La présente convention traduit ainsi des avancées majeures pour adapter notre relation avec le Luxembourg. Elle permet notamment d’introduire une clause anti-abus générale contre les montages ayant un objet principalement fiscal, une définition plus précise de la résidence fiscale, visant à prévenir les situations abusives, de nouvelles règles de définition de l’établissement stable d’entreprise et, bien évidemment, une définition des dividendes permettant d’établir un régime plus clair et plus robuste d’imposition croisée.

Nous saluons en outre le fait que cette convention prend mieux en compte la situation des nombreux travailleurs frontaliers. Elle va donc dans le bon sens ; elle était nécessaire et le groupe Les Indépendants – République et Territoires votera en faveur de ce projet de loi d’approbation.

Toutefois, elle n’est pas suffisante pour régler la situation de compétition fiscale qui mine la solidarité en Europe. Les régimes fiscaux applicables aux entreprises et aux particuliers sont encore trop divers. Cela entraîne une course au moins-disant fiscal, qui sape les recettes des États et affaiblit donc leur capacité à agir pour les citoyens.
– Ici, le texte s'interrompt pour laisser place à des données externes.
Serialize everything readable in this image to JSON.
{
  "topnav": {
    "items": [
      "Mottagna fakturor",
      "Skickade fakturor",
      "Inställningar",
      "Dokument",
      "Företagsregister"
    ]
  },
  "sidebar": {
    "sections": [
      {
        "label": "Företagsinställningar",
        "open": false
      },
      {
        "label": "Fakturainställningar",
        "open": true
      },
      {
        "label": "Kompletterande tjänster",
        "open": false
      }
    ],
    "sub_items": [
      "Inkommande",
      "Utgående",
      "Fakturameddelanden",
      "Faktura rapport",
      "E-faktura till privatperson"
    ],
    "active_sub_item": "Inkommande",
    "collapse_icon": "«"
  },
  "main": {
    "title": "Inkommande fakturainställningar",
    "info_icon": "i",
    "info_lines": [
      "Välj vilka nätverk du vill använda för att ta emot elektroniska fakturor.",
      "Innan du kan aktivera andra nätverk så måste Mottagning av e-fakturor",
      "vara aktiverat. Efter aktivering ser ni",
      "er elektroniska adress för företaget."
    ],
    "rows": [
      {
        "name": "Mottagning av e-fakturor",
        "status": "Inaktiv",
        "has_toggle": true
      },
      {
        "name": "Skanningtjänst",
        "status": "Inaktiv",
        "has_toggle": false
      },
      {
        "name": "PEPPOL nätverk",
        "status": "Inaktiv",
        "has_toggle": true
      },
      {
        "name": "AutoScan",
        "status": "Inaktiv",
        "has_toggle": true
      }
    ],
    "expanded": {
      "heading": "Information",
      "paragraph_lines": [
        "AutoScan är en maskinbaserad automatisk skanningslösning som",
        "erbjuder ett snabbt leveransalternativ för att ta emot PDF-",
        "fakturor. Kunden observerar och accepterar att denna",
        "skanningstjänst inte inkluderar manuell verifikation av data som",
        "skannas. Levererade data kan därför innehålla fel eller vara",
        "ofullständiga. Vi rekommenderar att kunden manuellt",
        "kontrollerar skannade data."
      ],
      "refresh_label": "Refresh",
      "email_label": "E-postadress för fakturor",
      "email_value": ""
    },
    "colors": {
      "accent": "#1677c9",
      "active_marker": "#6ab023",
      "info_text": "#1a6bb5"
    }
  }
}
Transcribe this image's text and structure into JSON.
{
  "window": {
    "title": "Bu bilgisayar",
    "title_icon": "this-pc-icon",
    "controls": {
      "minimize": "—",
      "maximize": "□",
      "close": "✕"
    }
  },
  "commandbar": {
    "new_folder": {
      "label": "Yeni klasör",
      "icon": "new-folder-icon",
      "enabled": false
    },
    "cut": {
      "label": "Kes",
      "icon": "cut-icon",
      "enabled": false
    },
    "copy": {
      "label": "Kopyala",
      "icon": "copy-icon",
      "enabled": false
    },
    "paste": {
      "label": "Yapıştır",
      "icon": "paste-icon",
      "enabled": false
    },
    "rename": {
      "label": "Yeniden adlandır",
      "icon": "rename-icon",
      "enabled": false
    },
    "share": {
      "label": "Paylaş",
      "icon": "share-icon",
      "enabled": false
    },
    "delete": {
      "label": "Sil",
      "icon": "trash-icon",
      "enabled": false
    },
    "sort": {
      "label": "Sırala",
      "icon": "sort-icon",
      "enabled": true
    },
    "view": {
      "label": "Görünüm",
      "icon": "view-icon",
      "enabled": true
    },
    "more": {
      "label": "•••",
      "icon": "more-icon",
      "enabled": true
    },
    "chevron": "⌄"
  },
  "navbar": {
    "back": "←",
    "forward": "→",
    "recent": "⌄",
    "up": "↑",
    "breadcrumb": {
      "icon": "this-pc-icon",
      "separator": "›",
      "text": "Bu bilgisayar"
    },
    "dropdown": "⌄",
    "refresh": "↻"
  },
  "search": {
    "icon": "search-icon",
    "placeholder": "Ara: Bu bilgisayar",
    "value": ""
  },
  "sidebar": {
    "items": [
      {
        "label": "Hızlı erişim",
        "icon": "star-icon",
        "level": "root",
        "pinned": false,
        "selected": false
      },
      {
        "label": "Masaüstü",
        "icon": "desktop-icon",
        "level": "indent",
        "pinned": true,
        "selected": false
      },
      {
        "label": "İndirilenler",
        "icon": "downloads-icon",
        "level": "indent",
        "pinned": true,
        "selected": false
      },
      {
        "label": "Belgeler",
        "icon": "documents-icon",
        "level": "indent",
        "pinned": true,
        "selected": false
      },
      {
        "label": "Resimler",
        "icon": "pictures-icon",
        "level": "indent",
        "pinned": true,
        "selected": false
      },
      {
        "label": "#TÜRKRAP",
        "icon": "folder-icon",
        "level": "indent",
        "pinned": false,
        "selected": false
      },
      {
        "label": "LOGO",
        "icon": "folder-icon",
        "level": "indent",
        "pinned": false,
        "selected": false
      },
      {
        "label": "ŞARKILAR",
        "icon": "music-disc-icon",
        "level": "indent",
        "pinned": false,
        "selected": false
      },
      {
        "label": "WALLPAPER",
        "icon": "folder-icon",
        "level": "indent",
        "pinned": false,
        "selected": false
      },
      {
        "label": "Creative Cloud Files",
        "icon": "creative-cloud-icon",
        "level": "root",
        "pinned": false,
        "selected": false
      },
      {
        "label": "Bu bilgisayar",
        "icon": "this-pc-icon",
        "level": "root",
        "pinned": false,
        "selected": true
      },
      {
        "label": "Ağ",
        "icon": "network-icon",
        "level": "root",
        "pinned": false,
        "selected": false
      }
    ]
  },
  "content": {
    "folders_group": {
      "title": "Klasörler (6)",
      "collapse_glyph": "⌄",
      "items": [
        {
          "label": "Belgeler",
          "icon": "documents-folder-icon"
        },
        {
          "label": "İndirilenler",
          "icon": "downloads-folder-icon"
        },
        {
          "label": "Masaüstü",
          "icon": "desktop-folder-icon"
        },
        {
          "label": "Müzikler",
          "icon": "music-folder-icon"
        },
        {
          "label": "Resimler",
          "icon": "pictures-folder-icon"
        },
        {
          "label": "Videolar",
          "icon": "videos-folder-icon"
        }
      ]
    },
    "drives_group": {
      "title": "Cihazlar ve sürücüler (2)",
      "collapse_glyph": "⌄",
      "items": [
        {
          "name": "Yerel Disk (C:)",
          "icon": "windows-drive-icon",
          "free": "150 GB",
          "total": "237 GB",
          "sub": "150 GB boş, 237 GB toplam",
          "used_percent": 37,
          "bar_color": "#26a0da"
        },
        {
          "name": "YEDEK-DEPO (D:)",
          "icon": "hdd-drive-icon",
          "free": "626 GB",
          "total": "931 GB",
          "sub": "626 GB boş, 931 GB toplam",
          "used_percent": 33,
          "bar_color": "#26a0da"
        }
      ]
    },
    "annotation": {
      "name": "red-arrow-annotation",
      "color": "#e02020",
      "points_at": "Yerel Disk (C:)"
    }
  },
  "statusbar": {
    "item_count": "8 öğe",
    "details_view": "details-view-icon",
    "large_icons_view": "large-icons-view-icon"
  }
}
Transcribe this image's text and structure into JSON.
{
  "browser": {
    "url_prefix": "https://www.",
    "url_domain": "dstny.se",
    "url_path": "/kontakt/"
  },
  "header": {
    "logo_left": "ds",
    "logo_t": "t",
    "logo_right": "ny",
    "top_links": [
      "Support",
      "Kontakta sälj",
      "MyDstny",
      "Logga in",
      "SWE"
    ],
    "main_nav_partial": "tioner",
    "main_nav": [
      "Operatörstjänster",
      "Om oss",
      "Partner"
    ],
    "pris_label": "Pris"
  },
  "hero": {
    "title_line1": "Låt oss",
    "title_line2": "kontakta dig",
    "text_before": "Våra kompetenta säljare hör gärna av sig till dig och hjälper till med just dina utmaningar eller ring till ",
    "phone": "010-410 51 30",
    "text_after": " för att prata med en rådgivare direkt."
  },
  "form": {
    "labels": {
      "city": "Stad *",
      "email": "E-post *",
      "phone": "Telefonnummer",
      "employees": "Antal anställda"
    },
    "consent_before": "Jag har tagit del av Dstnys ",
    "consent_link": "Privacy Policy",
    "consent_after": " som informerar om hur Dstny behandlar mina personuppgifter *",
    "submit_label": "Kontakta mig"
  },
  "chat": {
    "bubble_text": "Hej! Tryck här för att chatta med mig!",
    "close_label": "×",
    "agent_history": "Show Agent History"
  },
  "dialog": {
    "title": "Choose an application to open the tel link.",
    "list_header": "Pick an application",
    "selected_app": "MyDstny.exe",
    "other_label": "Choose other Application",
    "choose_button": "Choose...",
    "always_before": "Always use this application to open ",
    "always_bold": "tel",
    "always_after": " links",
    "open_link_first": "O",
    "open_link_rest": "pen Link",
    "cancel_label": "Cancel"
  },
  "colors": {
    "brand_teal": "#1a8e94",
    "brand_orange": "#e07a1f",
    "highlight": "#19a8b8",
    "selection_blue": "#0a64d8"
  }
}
Cette concurrence doit cesser. L’Union européenne doit agir pour harmoniser la fiscalité entre les États membres. Nous soutenons le projet d’assiette commune consolidée pour l’impôt des sociétés, ou projet ACCIS, qui permettra d’avancer dans cette direction. Nous soutenons également le projet de la France de mieux taxer les géants du numérique. C’est une nécessité absolue.